The announcement that the President has agreed to hold a referendum on Malawi's single-party constitution has allowed banned movements to come into the open and given leading Malawians the opportunity to oppose the ruling Malawi Congress Party.

Two political movements have emerged as Malawi's opposition: the Alliance for Democracy and the United Democratic Front. Although both parties play down any suggestion of antagonism, observers point out that there is mistrust between them. The Alliance for Democracy (AFORD) consists largely of exiles and has been operating outside the country. It is led by Chakufwa Chihana, a trade unionist who is facing trial for subversion, and sees itself as a pressure group for change rather than a political party. In contrast, the United Democratic Front has operated in secret until now but came into the open after the President's announcement. It is made up of former members of the ruling party and former ministers, some of whom have only recently quit the government. There is a feeling in AFORD that there is a strong element of opportunism in the Front. Both groupings are largely urban and professional, with little support in rural areas, where most Malawians live.
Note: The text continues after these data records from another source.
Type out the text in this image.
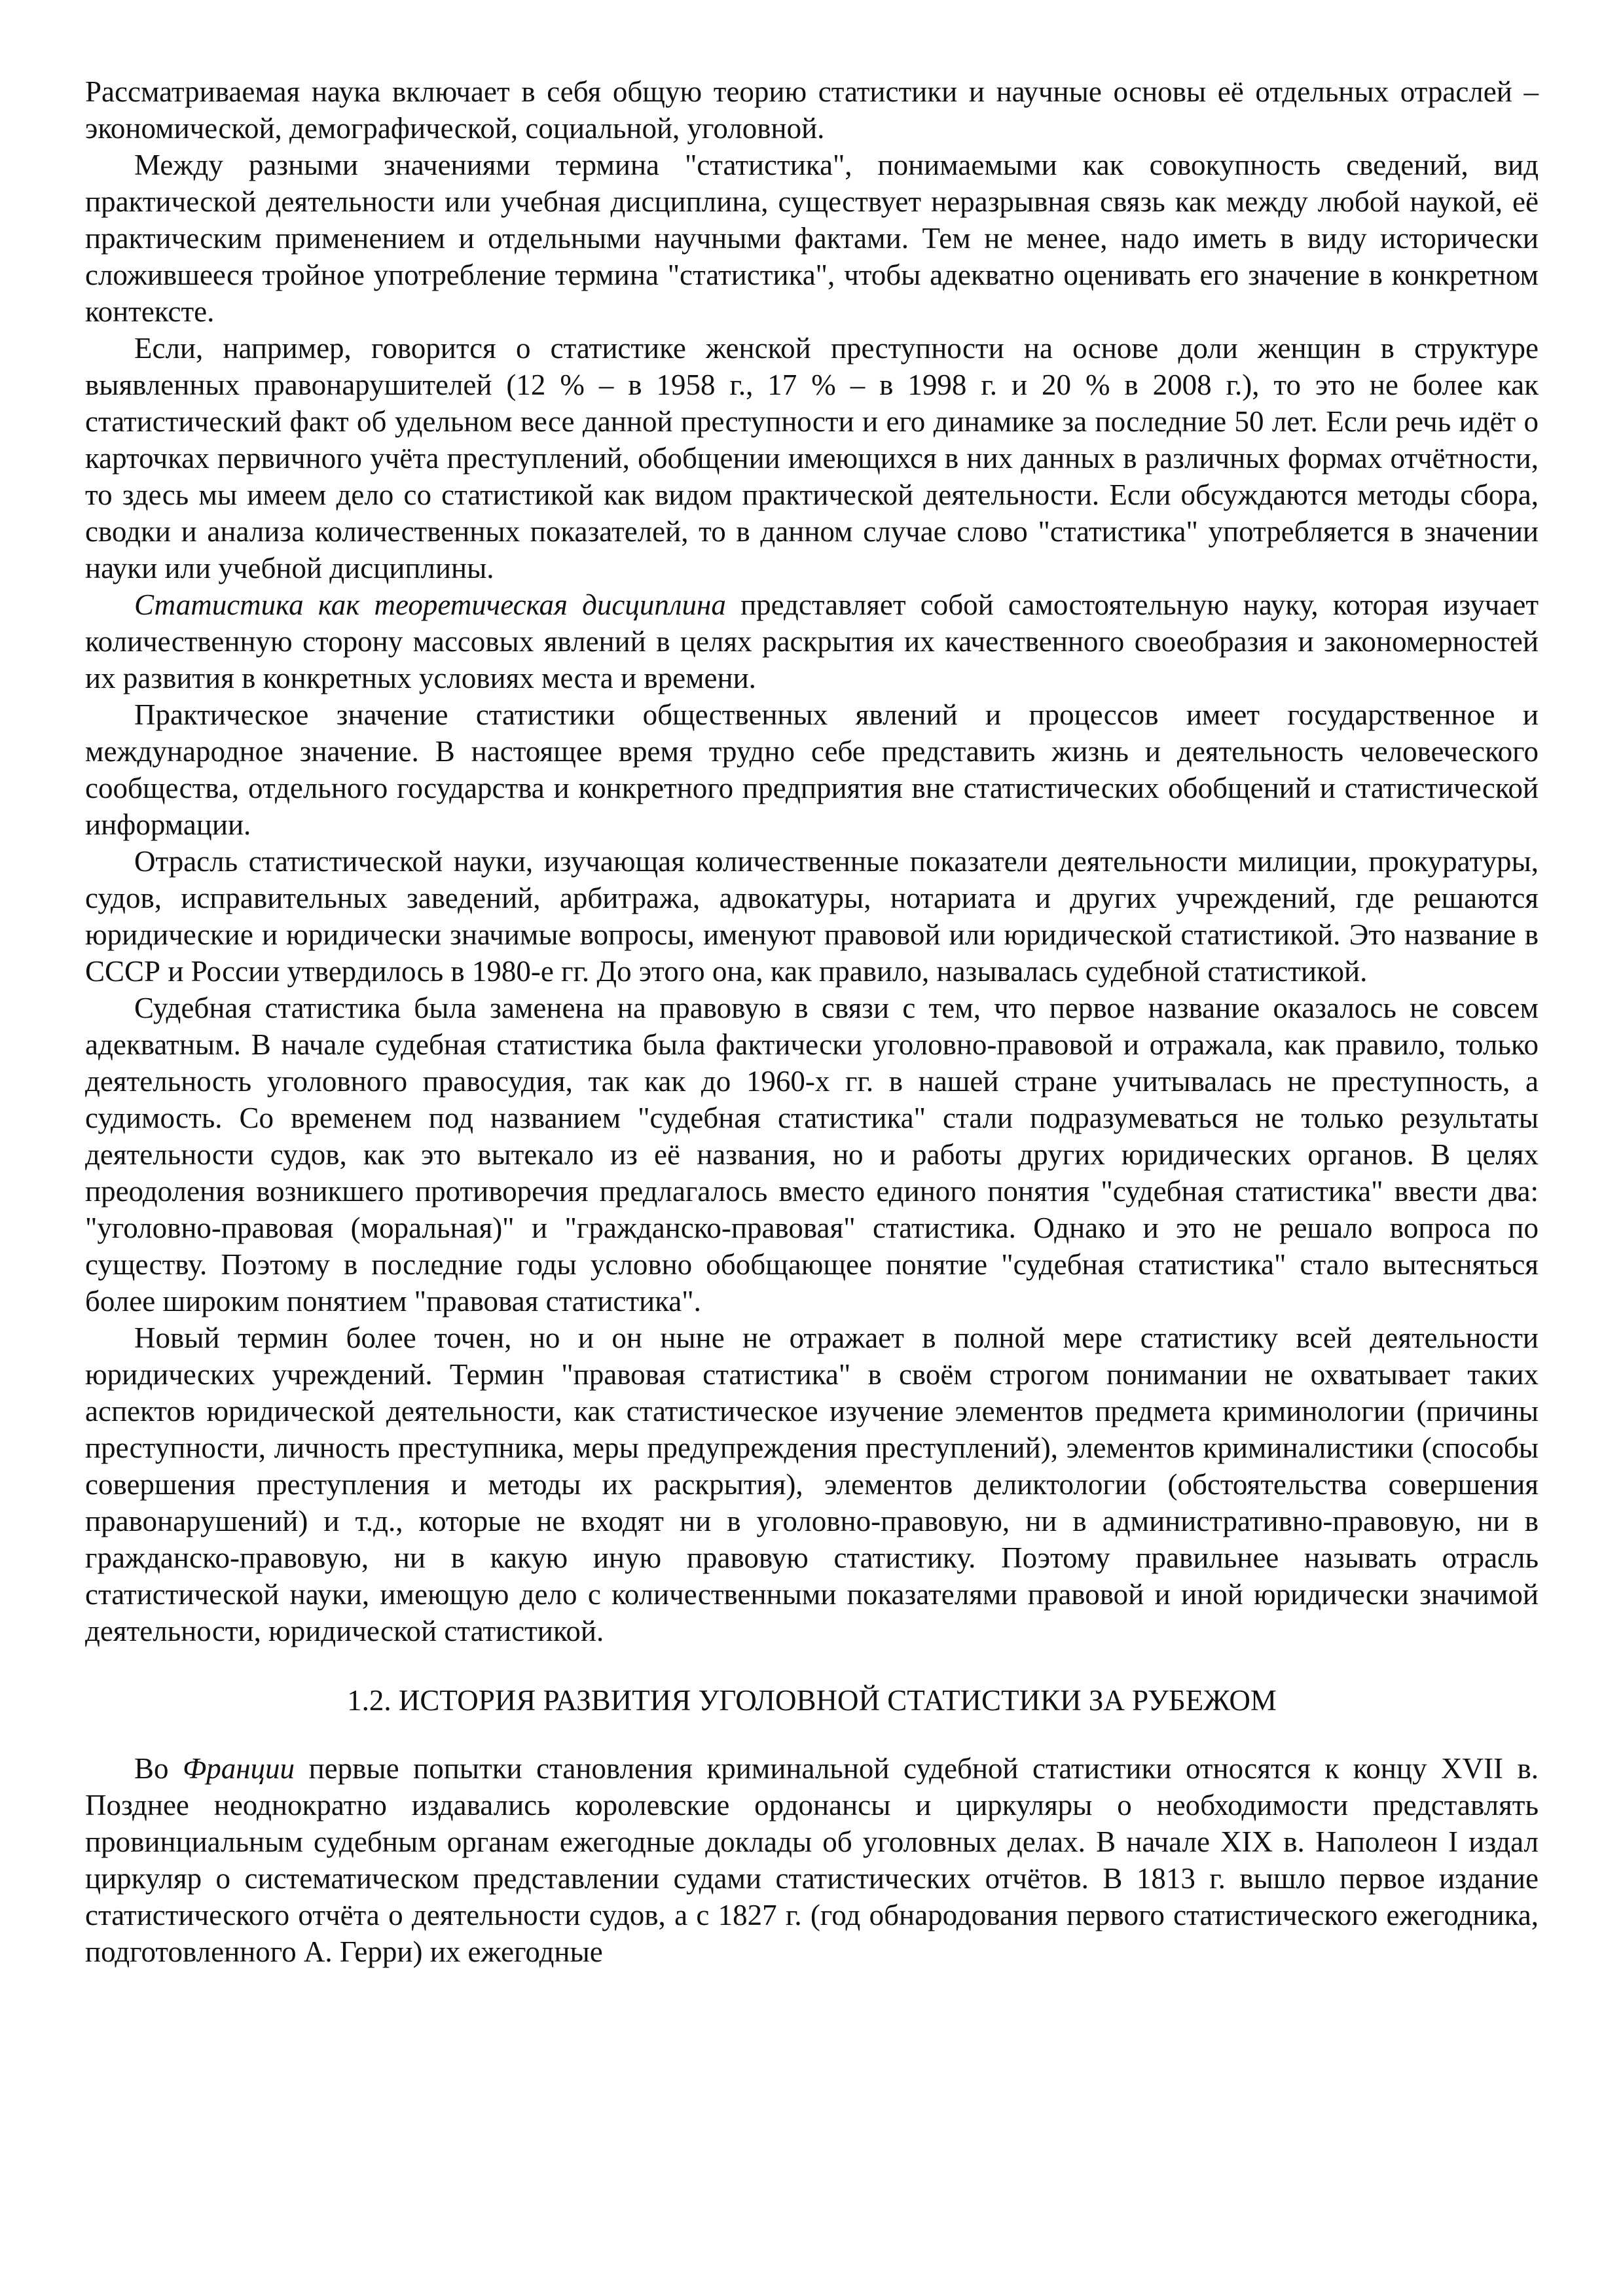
Рассматриваемая наука включает в себя общую теорию статистики и научные основы её отдельных отраслей – экономической, демографической, социальной, уголовной.

Между разными значениями термина "статистика", понимаемыми как совокупность сведений, вид практической деятельности или учебная дисциплина, существует неразрывная связь как между любой наукой, её практическим применением и отдельными научными фактами. Тем не менее, надо иметь в виду исторически сложившееся тройное употребление термина "статистика", чтобы адекватно оценивать его значение в конкретном контексте.

Если, например, говорится о статистике женской преступности на основе доли женщин в структуре выявленных правонарушителей (12 % – в 1958 г., 17 % – в 1998 г. и 20 % в 2008 г.), то это не более как статистический факт об удельном весе данной преступности и его динамике за последние 50 лет. Если речь идёт о карточках первичного учёта преступлений, обобщении имеющихся в них данных в различных формах отчётности, то здесь мы имеем дело со статистикой как видом практической деятельности. Если обсуждаются методы сбора, сводки и анализа количественных показателей, то в данном случае слово "статистика" употребляется в значении науки или учебной дисциплины.

Статистика как теоретическая дисциплина представляет собой самостоятельную науку, которая изучает количественную сторону массовых явлений в целях раскрытия их качественного своеобразия и закономерностей их развития в конкретных условиях места и времени.

Практическое значение статистики общественных явлений и процессов имеет государственное и международное значение. В настоящее время трудно себе представить жизнь и деятельность человеческого сообщества, отдельного государства и конкретного предприятия вне статистических обобщений и статистической информации.

Отрасль статистической науки, изучающая количественные показатели деятельности милиции, прокуратуры, судов, исправительных заведений, арбитража, адвокатуры, нотариата и других учреждений, где решаются юридические и юридически значимые вопросы, именуют правовой или юридической статистикой. Это название в СССР и России утвердилось в 1980-е гг. До этого она, как правило, называлась судебной статистикой.

Судебная статистика была заменена на правовую в связи с тем, что первое название оказалось не совсем адекватным. В начале судебная статистика была фактически уголовно-правовой и отражала, как правило, только деятельность уголовного правосудия, так как до 1960-х гг. в нашей стране учитывалась не преступность, а судимость. Со временем под названием "судебная статистика" стали подразумеваться не только результаты деятельности судов, как это вытекало из её названия, но и работы других юридических органов. В целях преодоления возникшего противоречия предлагалось вместо единого понятия "судебная статистика" ввести два: "уголовно-правовая (моральная)" и "гражданско-правовая" статистика. Однако и это не решало вопроса по существу. Поэтому в последние годы условно обобщающее понятие "судебная статистика" стало вытесняться более широким понятием "правовая статистика".

Новый термин более точен, но и он ныне не отражает в полной мере статистику всей деятельности юридических учреждений. Термин "правовая статистика" в своём строгом понимании не охватывает таких аспектов юридической деятельности, как статистическое изучение элементов предмета криминологии (причины преступности, личность преступника, меры предупреждения преступлений), элементов криминалистики (способы совершения преступления и методы их раскрытия), элементов деликтологии (обстоятельства совершения правонарушений) и т.д., которые не входят ни в уголовно-правовую, ни в административно-правовую, ни в гражданско-правовую, ни в какую иную правовую статистику. Поэтому правильнее называть отрасль статистической науки, имеющую дело с количественными показателями правовой и иной юридически значимой деятельности, юридической статистикой.

1.2. ИСТОРИЯ РАЗВИТИЯ УГОЛОВНОЙ СТАТИСТИКИ ЗА РУБЕЖОМ

Во Франции первые попытки становления криминальной судебной статистики относятся к концу XVII в. Позднее неоднократно издавались королевские ордонансы и циркуляры о необходимости представлять провинциальным судебным органам ежегодные доклады об уголовных делах. В начале XIX в. Наполеон I издал циркуляр о систематическом представлении судами статистических отчётов. В 1813 г. вышло первое издание статистического отчёта о деятельности судов, а с 1827 г. (год обнародования первого статистического ежегодника, подготовленного А. Герри) их ежегодные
Both new movements will campaign for an early date for the referendum and for a 'yes' to multi-party democracy. President Banda's sudden announcement has served to undermine John Tembo, the man widely tipped to succeed him. The deeply unpopular Mr Tembo, a minister in the President's office, has been in the forefront of the campaign against multi- party democracy and must now change tack. Mr Tembo's only chance of coming to power would have been to seize control of the state after President Banda's death but an election would prevent that. At the moment he controls access to the President through his niece, Cecilia Kadzimira, described as 'Official Hostess' to the unmarried President.